L’objectif de cet échangeur est donc essentiellement de renforcer le maillage autoroutier, au bénéfice du transport de marchandises exclusivement par la route et de la SAPN qui cherche à augmenter les circulations aux péages. Au détriment de la biodiversité, du climat, de l’agriculture et de l’emploi local, toujours plus concentré dans les grands pôles urbains et leurs périphéries.

Conclusions

Comme de nombreux autres projets routiers portés ou soutenus par la Région (faux contournement Est de Rouen, contournement du périphérique Sud de Caen, projet abandonné de doublement de la RN13 entre Évreux et Chaufour-lès-Bonnières, etc.), il traduit une vision du territoire en termes de logistique routière, pour les humains et les marchandises, entre des villes et villages-dortoirs et des pôles économiques régionaux, au détriment de la qualité de vie dans les territoires ruraux que ces mêmes élu.e.s prétendent par ailleurs défendre.

En matière de mobilité et de transport de marchandises, tout scénario d’aménagement doit prendre véritablement en compte les possibilités de mise en place de liaisons multimodales complètes pour répondre aux besoins de mobilité, la réduction de la dépendance aux énergies fossiles et l’atténuation du changement climatique, la préservation des terres agricoles et celle des milieux naturels. Pour répondre à ces enjeux, mais également à ceux du coût de la mobilité, de l’emploi et du tissu socio-économique des territoires ruraux, nous rappelons notre défense d’un moratoire sur les projets d’extension du réseau routier.
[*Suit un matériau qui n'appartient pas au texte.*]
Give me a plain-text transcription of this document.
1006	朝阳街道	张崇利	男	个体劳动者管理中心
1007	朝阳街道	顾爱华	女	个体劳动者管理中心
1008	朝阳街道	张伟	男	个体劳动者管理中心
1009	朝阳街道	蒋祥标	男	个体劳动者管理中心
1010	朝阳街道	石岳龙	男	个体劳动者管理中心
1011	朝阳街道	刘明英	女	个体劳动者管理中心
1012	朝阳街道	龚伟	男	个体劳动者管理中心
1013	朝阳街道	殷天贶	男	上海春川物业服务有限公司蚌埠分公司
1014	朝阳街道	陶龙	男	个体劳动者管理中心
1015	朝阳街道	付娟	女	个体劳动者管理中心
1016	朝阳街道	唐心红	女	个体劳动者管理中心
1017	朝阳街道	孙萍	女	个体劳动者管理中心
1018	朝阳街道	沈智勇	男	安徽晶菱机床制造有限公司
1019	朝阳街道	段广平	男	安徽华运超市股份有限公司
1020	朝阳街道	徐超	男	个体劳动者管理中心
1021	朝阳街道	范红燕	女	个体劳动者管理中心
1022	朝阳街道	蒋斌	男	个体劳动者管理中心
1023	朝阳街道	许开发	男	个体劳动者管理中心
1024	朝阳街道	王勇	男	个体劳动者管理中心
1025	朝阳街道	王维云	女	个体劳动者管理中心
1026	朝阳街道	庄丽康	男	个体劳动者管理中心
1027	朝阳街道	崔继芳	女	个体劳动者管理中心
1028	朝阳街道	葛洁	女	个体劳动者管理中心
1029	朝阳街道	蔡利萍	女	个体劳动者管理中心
Les centaines de millions d’euros de fonds publics dégagés à l’échelle de la Normandie doivent être redirigés vers l’entretien des axes existants – principalement sur le réseau secondaire -, l’investissement massif dans les transports en commun, le soutien aux ménages dans la transition post-automobile et le développement des mobilités actives.

Pour le groupe Normandie Écologie

Laetitia Sanchez et Rudy L’Orphelin

Co-Président.e.s

Geneviève Augé

Conseillère régionale Calvados

Le lien vers le site de l’enquête publique : Présentation de l’enquête publique (registre-dematerialise.fr)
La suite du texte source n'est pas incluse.